Nevertheless, this module’s SpatialJSON writer has some simple rules for building the shared string table. Even for worst case scenarios, these try (at least) not to use (much) more bytes than needed for the same result without using a shared string table. (In theory, there are cases in which the shared string table adds some extra bytes to the result.) However, for most real world datasets, this strategy could save a moderate to significant number of bytes.
These are the rules that prevent a string from being added to the shared string table:
The string’s UTF-8 encoded byte length is less than a hard-coded minimum (currently 2, may be configurable in the future)
The shared sting table is full, that is, it contains 2,147,483,647 entries (not really expected)

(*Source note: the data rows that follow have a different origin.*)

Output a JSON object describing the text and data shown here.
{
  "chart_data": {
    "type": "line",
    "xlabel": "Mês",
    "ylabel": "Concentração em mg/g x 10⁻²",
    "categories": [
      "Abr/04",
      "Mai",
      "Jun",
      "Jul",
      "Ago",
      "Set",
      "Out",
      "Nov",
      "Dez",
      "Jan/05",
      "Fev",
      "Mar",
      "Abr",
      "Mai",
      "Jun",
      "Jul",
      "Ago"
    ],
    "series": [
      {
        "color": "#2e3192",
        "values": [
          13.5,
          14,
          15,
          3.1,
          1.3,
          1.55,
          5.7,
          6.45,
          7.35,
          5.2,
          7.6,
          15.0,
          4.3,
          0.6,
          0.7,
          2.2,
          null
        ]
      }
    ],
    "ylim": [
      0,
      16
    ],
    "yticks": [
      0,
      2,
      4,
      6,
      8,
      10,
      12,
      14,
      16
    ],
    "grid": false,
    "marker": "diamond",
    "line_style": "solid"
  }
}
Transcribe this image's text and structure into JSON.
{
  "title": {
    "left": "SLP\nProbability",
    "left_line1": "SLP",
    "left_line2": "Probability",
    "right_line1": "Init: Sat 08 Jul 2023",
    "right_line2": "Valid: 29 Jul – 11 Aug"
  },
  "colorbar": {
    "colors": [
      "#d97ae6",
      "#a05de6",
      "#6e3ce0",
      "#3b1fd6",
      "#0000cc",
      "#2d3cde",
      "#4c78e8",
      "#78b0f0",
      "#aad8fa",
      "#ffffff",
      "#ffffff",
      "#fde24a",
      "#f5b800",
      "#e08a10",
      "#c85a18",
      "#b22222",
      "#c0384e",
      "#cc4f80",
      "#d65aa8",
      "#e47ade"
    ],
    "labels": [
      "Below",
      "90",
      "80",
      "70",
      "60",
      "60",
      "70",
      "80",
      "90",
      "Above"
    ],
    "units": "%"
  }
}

The string’s UTF-8 encoded byte length (including quotes) is less than the number of digits of it’s designated index
Obviously, most savings can be achieved if a dataset contains only a few different large strings. That may be the case for attributes, that contain values of an enumeration, for example. The more often a certain string is used in the dataset, the more space can be saved by using a shared string table. In contrast, if every string in the set of encoded features is used only once (e. g. attributes that contain random or UUID-like strings), no savings will be achieved (in fact, using a shared string table in that case will produce even slightly bigger results).